It may not have the panache and star power of the famed 6th Street in Austin, Texas -- one of the most famed nightclub and live music districts in the world -- but Tulsa's 6th Street near the intersection with Peoria Avenue will soon be taking on a life of its own.
Local entrepreneur Blake Ewing -- best known for his string of businesses in the Blue Dome District that includes Joe Momma's Pizza, Boomtown Tees and the Max Retropub -- plans on opening a coffee house, art gallery and used book store this spring called the Phoenix Café in the Pearl Place Building at 1302 E. 6th St.
"We'll display local artists, have live art events and feature a different local artist every month," he said. "We'll have beat poetry and live music. It'll be an all-day place. There'll be coffee and bagels in the morning and sandwiches for lunch. Late at night, it'll be a cool coffee house."
Ewing hopes to have the Phoenix open by May or June.
"It'll have a cool, artsy little vibe, and the walls will be lined with books," he said.
Ewing said work on the renovation recently began, and he has plans to construct a new storefront and sign, as well as replace the windows.
But the Phoenix won't be the only new business coming to the area in the heart of the Pearl District. Rachel Navarro, who owns the circa 1920 building with her husband Shelby, said Tulsa's L7 Studios and Square Records also will be leasing space in the building. Owner Jeremy Grodhaus said his enterprise will include a recording studio and retail space that sells music and merchandise by local artists, as well as the latest vinyl recordings and hi-fi gear. The L7/Square Records location should be open by April or May, Navarro said.
Grodhaus said he was excited to be moving his business from its current location on Sheridan Avenue to its new home.
"The Pearl District is definitely an up-and-coming place," he said. "It's going to be a really cool urban district with lots of landscaping and streetscaping, and that's what Tulsa needs right now. It's going to be the new trendy hot spot."
Grodhaus said he is considering having some public "first Friday" events at L7/Square Records, including blocking off the street for live music performances. He said he was attracted to 6th Street because of its potential as a walkable, sustainable district.
"We're happy to be part of it," he said.
Navarro said approximately 1,700 square feet of space in the 5,500-square-foot building remains available for lease. She said it has a new roof, but extensive plumbing and structural work has been done.
Across the street, in another building she owns with her husband, Navarro said a new bar and art gallery called Lot 6 will be opening at 1323 E. 6th St. at the northwest corner of 6th Street and Quaker Avenue.

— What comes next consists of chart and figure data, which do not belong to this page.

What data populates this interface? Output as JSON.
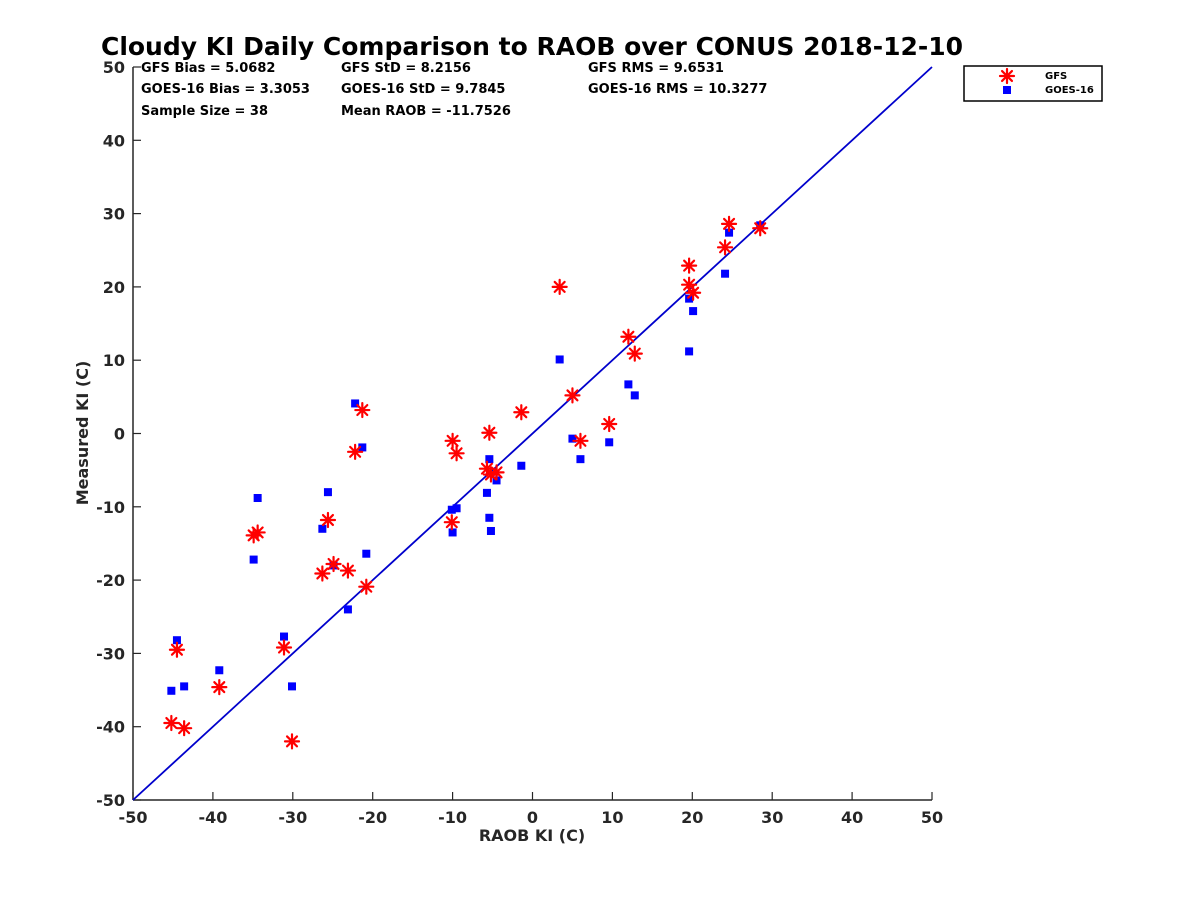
{
  "chart_data": {
    "type": "scatter",
    "title": "Cloudy KI Daily Comparison to RAOB over CONUS 2018-12-10",
    "xlabel": "RAOB KI (C)",
    "ylabel": "Measured KI (C)",
    "xlim": [
      -50,
      50
    ],
    "ylim": [
      -50,
      50
    ],
    "xticks": [
      "-50",
      "-40",
      "-30",
      "-20",
      "-10",
      "0",
      "10",
      "20",
      "30",
      "40",
      "50"
    ],
    "yticks": [
      "-50",
      "-40",
      "-30",
      "-20",
      "-10",
      "0",
      "10",
      "20",
      "30",
      "40",
      "50"
    ],
    "grid": false,
    "legend_position": "outside-top-right",
    "reference_line": {
      "from": [
        -50,
        -50
      ],
      "to": [
        50,
        50
      ],
      "color": "#0000cc"
    },
    "stats": [
      "GFS Bias = 5.0682",
      "GFS StD = 8.2156",
      "GFS RMS = 9.6531",
      "GOES-16 Bias = 3.3053",
      "GOES-16 StD = 9.7845",
      "GOES-16 RMS = 10.3277",
      "Sample Size = 38",
      "Mean RAOB = -11.7526"
    ],
    "series": [
      {
        "name": "GFS",
        "marker": "asterisk",
        "color": "#ff0000",
        "points": [
          [
            -45.2,
            -39.5
          ],
          [
            -43.6,
            -40.2
          ],
          [
            -44.5,
            -29.5
          ],
          [
            -39.2,
            -34.6
          ],
          [
            -34.9,
            -13.9
          ],
          [
            -34.4,
            -13.5
          ],
          [
            -31.1,
            -29.2
          ],
          [
            -30.1,
            -42.0
          ],
          [
            -26.3,
            -19.1
          ],
          [
            -25.6,
            -11.8
          ],
          [
            -24.9,
            -17.8
          ],
          [
            -23.1,
            -18.7
          ],
          [
            -22.2,
            -2.5
          ],
          [
            -21.3,
            3.2
          ],
          [
            -20.8,
            -20.9
          ],
          [
            -10.0,
            -1.0
          ],
          [
            -10.1,
            -12.1
          ],
          [
            -9.5,
            -2.7
          ],
          [
            -5.7,
            -4.8
          ],
          [
            -5.4,
            0.1
          ],
          [
            -5.2,
            -5.6
          ],
          [
            -4.5,
            -5.3
          ],
          [
            -1.4,
            2.9
          ],
          [
            3.4,
            20.0
          ],
          [
            5.0,
            5.2
          ],
          [
            6.0,
            -1.0
          ],
          [
            9.6,
            1.3
          ],
          [
            12.0,
            13.2
          ],
          [
            12.8,
            10.9
          ],
          [
            19.6,
            22.9
          ],
          [
            19.6,
            20.3
          ],
          [
            20.1,
            19.2
          ],
          [
            24.1,
            25.4
          ],
          [
            24.6,
            28.6
          ],
          [
            28.5,
            28.0
          ]
        ]
      },
      {
        "name": "GOES-16",
        "marker": "square",
        "color": "#0000ff",
        "points": [
          [
            -45.2,
            -35.1
          ],
          [
            -44.5,
            -28.2
          ],
          [
            -43.6,
            -34.5
          ],
          [
            -39.2,
            -32.3
          ],
          [
            -34.9,
            -17.2
          ],
          [
            -34.4,
            -8.8
          ],
          [
            -31.1,
            -27.7
          ],
          [
            -30.1,
            -34.5
          ],
          [
            -26.3,
            -13.0
          ],
          [
            -25.6,
            -8.0
          ],
          [
            -24.9,
            -18.0
          ],
          [
            -23.1,
            -24.0
          ],
          [
            -22.2,
            4.1
          ],
          [
            -21.3,
            -1.9
          ],
          [
            -20.8,
            -16.4
          ],
          [
            -10.1,
            -10.4
          ],
          [
            -10.0,
            -13.5
          ],
          [
            -9.5,
            -10.2
          ],
          [
            -5.7,
            -8.1
          ],
          [
            -5.4,
            -3.5
          ],
          [
            -5.4,
            -11.5
          ],
          [
            -5.2,
            -13.3
          ],
          [
            -4.5,
            -6.4
          ],
          [
            -1.4,
            -4.4
          ],
          [
            3.4,
            10.1
          ],
          [
            5.0,
            -0.7
          ],
          [
            6.0,
            -3.5
          ],
          [
            9.6,
            -1.2
          ],
          [
            12.0,
            6.7
          ],
          [
            12.8,
            5.2
          ],
          [
            19.6,
            11.2
          ],
          [
            19.6,
            18.4
          ],
          [
            20.1,
            16.7
          ],
          [
            24.1,
            21.8
          ],
          [
            24.6,
            27.4
          ],
          [
            28.5,
            28.4
          ]
        ]
      }
    ]
  }
}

She expects Lot 6 to be open by February or March.
Those business openings should coincide with an intersection-enhancement and streetscaping project at 6th and Peoria the city has been planning for some time. New decorative lighting will be installed, and brick pavers will replace the current sidewalk, while the intersection will be renovated and traffic-calming measures will be installed.
The Pearl District also is expected soon to become the first place in the city to have a form-based code, an alternative to traditional zoning.

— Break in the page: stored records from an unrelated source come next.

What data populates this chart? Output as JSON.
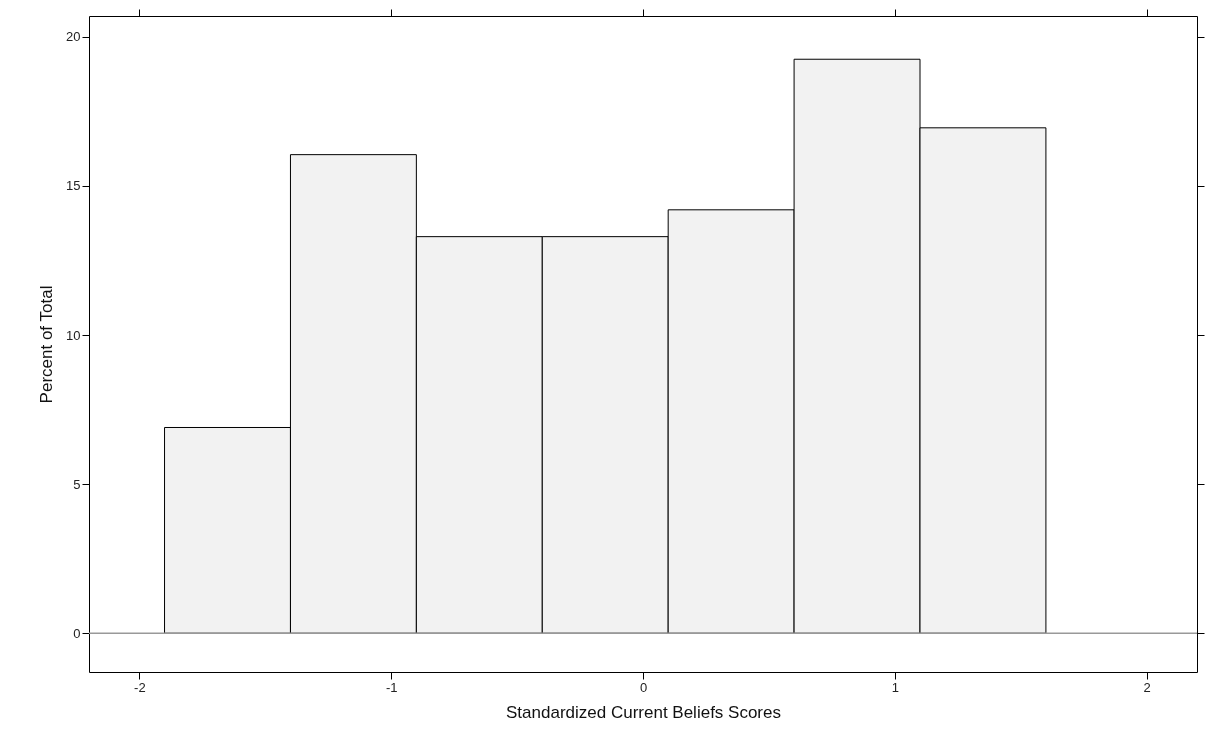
{
  "chart_data": {
    "type": "histogram",
    "xlabel": "Standardized Current Beliefs Scores",
    "ylabel": "Percent of Total",
    "bins": [
      -1.9,
      -1.4,
      -0.9,
      -0.4,
      0.1,
      0.6,
      1.1,
      1.6
    ],
    "values": [
      6.9,
      16.05,
      13.3,
      13.3,
      14.2,
      19.25,
      16.95
    ],
    "color": "#f2f2f2",
    "xlim": [
      -2.2,
      2.2
    ],
    "xticks": [
      -2,
      -1,
      0,
      1,
      2
    ],
    "ylim": [
      -1.3,
      20.7
    ],
    "yticks": [
      0,
      5,
      10,
      15,
      20
    ],
    "ref_lines": [
      {
        "axis": "y",
        "value": 0,
        "color": "#999999"
      }
    ],
    "grid": false,
    "tick_labels": "xy"
  }
}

The Navarros long have been part of the effort to revitalize the neighborhood and are pleased to see their work finally paying dividends.
"I think the old saying is, 'It takes 10 years to be an overnight success,' " she said, laughing. "It feels like we've been working, working and working. I can't wait to see some of these people move in. I hope there's a drastic difference in that neighborhood in the next five months."
Navarro said the Pearl District Association has applied for a grant from the George Kaiser Family Foundation to extend the decorative lighting throughout the historic district on 6th Street, which is lined with vintage red brick buildings.
Ewing said he decided to open the Phoenix Café in the area because so many good things are happening in the Pearl District.
"The neighborhoods flanking downtown are going to be the next ones to benefit from what's happening downtown," he said. "People are going to want to start to live there. There are some great blank canvasses in places like the Pearl District and Brady Heights. This is a fortunate location for us. It can be a cool little arts district."
If plans to construct an ambitious flood-control project in the area reach fruition, Ewing knows his new coffee house will be located in a prime spot. Pearl District supporters are hoping to build two new lakes at each end of the district, much like the lake constructed recently at nearby Centennial Park, and join them with a canal that runs down the middle of 6th Street.
"It's got a long way to go, but it's got a lot of high-end potential," he said. "If all that happens, and we get some Route 66 development on 11th Street, I can see a point five or 10 years down the line when that neighborhood would be very high end.
"Cherry Street was not too unlike 6th Street not long ago," he said. "They're both secondary thoroughfares. And now Cherry Street is one of the coolest, if not the coolest, street in town. Sixth Street is also the connecting street between (the University of Tulsa) and downtown. When you think about what could be there, it can be a pretty fun street."
Ewing said the budget for the Phoenix Café is approximately $350,000, and he is still seeking investors for the project. He said he has another business in the Blue Dome district he is planning on opening first, a barbecue restaurant called Back Alley Blues that is adjacent to the Max Retropub. The targeted opening date for that project is April, he said.